Une randonnée au Pérou malgré un cœur lourd

Grandma MinnieLe 21 janvier, j’ai eu 25 ans. C’était la première fois que je célébrais mon anniversaire sans ma grand-mère. Chaque année, elle m’écrivait une carte de souhaits sur son papier à lettres aux motifs floraux. De sa calligraphie soignée, elle signait toujours « Avec amour, grand-maman Minnie ». Ces cartes me touchaient beaucoup parce que je savais à quel point il était difficile pour elle de tenir un stylo.

En 1961, à l’âge de 32 ans, Minnie a reçu un diagnostic de polyarthrite rhumatoïde (PR). Pour aussi longtemps que je me souviens, ses mains étaient déformées par la déviation cubitale des doigts qui est si typique de la PR. Cela ne l’a jamais empêchée d’écrire patiemment des pages et des pages d’équations pour que je m’exerce en mathématiques. Enseignante de formation, elle partageait ses connaissances longtemps après avoir cessé de travailler.

Minnie est décédée le 1er août 2014 à l’âge de 85 ans. Elle était le cœur de notre famille tissée serrée et son absence se fait ressentir tous les jours. À ses funérailles, nous avons suggéré aux invités de faire un don à la Société de l’arthrite plutôt que d’offrir des fleurs. Après son décès, ma mère Lorna et moi avons joué avec l’idée de faire un voyage au Pérou pour voir le Machu Picchu. J’ai fait des recherches et cela m’a semblé si compliqué à organiser que le projet a été mis sur la glace.

Puis, le jour de mon anniversaire, ma mère m’a transmis un courriel qu’elle avait reçu ce jour-là de la Société de l’arthrite. On y faisait la promotion d’une randonnée d’aventure Charity Challenge au Machu Picchu. L’expédition se faisait à la même période que nous avions prévue pour notre voyage. Nous avons eu le même réflexe : une collecte de fonds pour combattre l’arthrite? Au Machu Picchu? Annoncée le jour de mon anniversaire? Ce n’était pas qu’une coïncidence – Minnie devait y être pour quelque chose. Nous allions partir – c’était décidé.

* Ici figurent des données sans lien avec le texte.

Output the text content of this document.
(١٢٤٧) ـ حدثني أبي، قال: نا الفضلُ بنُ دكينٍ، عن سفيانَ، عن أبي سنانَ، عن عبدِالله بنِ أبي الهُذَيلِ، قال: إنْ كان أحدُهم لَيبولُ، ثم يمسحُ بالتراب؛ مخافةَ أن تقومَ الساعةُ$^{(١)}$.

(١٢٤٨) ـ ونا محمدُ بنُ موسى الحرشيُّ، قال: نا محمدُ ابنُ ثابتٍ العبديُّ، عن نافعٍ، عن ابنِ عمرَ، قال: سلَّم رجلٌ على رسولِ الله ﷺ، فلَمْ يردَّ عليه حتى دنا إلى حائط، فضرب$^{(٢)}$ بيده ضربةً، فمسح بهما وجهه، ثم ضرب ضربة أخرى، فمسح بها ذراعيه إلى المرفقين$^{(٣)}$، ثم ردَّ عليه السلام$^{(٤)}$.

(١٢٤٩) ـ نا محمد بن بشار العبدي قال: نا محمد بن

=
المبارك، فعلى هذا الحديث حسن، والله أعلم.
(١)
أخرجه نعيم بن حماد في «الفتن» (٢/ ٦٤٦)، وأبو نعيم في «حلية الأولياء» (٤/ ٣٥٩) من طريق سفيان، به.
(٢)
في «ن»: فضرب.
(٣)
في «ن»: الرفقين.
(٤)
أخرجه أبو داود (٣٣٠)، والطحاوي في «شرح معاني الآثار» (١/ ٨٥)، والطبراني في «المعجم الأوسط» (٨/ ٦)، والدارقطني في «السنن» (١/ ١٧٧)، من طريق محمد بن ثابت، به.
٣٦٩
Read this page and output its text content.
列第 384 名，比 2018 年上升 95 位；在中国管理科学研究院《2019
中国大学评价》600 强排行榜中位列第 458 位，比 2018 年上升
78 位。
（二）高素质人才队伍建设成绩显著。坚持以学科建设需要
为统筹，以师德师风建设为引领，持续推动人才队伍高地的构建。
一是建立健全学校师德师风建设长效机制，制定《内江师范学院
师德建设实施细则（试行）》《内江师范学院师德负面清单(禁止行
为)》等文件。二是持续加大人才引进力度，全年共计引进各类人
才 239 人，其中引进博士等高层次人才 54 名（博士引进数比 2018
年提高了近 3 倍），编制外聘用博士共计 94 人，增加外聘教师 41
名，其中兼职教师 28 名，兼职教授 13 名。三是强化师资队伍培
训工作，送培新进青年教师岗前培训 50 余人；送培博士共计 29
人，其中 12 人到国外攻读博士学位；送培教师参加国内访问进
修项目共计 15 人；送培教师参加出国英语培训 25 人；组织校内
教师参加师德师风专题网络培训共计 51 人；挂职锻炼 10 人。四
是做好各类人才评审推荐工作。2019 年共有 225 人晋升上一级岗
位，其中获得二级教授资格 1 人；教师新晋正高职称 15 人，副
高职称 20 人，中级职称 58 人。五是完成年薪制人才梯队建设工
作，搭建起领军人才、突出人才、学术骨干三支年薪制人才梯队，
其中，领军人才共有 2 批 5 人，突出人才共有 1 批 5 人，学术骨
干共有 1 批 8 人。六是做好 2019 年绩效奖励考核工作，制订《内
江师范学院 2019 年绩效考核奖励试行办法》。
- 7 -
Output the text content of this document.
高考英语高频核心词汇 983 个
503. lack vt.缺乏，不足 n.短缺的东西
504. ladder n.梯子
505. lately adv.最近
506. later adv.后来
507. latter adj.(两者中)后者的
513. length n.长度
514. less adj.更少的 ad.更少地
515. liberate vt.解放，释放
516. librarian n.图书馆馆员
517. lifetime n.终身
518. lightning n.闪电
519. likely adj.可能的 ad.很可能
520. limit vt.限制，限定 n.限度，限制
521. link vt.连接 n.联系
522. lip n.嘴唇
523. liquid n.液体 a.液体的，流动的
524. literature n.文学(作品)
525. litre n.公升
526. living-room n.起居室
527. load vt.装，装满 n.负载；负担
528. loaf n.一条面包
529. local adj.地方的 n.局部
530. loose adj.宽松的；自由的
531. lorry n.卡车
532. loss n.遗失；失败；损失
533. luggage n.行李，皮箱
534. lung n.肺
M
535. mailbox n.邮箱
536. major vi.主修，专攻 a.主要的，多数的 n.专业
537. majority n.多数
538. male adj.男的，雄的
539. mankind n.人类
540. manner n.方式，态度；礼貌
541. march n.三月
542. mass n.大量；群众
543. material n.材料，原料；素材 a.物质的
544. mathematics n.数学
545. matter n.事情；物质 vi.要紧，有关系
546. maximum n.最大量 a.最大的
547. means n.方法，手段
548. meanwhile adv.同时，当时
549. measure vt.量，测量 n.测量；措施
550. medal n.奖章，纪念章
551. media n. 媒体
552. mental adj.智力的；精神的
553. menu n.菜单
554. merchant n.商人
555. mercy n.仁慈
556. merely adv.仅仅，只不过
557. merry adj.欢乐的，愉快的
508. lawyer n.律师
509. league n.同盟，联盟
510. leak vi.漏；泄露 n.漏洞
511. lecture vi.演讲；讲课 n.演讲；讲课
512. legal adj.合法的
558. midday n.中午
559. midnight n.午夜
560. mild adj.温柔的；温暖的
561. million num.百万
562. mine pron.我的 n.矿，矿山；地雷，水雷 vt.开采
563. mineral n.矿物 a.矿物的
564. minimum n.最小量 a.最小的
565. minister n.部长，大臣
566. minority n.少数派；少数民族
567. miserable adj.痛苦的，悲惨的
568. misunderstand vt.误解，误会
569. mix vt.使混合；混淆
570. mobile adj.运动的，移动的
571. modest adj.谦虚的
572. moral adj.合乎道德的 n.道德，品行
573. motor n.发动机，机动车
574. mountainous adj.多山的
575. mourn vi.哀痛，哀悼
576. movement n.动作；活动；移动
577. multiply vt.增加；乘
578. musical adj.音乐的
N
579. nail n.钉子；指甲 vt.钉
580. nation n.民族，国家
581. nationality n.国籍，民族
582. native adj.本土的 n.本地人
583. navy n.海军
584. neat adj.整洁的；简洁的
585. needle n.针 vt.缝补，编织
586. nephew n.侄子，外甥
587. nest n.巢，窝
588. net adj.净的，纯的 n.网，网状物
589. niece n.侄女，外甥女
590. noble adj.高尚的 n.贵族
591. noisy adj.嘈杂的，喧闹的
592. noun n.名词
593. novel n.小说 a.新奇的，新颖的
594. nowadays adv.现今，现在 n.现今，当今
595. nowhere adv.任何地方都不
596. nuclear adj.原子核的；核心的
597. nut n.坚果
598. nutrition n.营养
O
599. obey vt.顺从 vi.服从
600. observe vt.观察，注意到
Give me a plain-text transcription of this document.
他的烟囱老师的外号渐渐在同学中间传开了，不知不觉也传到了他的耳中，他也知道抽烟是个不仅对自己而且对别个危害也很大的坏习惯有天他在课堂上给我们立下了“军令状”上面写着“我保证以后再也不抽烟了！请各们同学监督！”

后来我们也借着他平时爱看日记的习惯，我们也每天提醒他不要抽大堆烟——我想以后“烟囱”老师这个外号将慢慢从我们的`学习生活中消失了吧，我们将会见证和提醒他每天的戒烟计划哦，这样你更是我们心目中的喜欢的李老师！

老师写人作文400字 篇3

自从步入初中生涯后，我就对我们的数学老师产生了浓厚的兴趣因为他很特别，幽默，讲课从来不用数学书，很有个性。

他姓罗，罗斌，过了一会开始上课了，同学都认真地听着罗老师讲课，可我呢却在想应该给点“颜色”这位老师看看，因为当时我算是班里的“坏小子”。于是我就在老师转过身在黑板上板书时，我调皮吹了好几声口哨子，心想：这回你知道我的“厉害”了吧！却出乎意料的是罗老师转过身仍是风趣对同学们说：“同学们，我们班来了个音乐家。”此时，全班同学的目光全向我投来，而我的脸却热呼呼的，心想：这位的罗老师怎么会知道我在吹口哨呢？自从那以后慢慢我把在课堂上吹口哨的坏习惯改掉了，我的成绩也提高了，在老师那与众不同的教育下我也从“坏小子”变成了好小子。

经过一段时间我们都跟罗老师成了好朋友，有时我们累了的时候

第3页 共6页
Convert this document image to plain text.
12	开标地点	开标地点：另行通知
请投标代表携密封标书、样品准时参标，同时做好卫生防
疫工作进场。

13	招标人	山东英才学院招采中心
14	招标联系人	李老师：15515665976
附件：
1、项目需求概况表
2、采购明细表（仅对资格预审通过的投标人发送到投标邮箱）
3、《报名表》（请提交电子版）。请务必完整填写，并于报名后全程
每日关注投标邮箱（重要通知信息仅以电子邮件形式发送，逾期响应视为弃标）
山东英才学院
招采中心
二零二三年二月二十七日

Plus d’information sur Charity Challenge

Ma grand-mère n’est pas la seule personne pour qui nous faisons le trek. La sœur de ma mère, Glenda, a reçu un diagnostic de PR à l’âge de 24 ans. Elle continue à en subir les effets encore aujourd’hui. Ma meilleure amie Danielle est, tout comme moi, une infirmière en soins de phase aiguë : nous sommes devenues amies après mes débuts comme infirmière en 2012. Elle trime dur et effectue des quarts de travail de 12 heures, et personne ne soupçonne qu’elle est atteinte de PR elle aussi – un diagnostic qu’elle a reçu lorsqu’elle avait à peine un an.

Outre leur maladie, ces trois femmes partagent une autre caractéristique commune : je ne les ai jamais entendues se plaindre. Malgré les infections causées par les remplacements de hanches, malgré les ablations de nodules rhumatoïdes, malgré les tendons sectionnés et rattachés, malgré les extractions de cataractes, malgré l’insertion de 12 lignes intraveineuses en un seul après-midi. Leur force et leur persévérance nous ont inspirées, ma mère et moi, à faire un trek au Machu Picchu au profit de la Société de l’arthrite pour que l’on puisse un jour trouver un remède définitif à la maladie.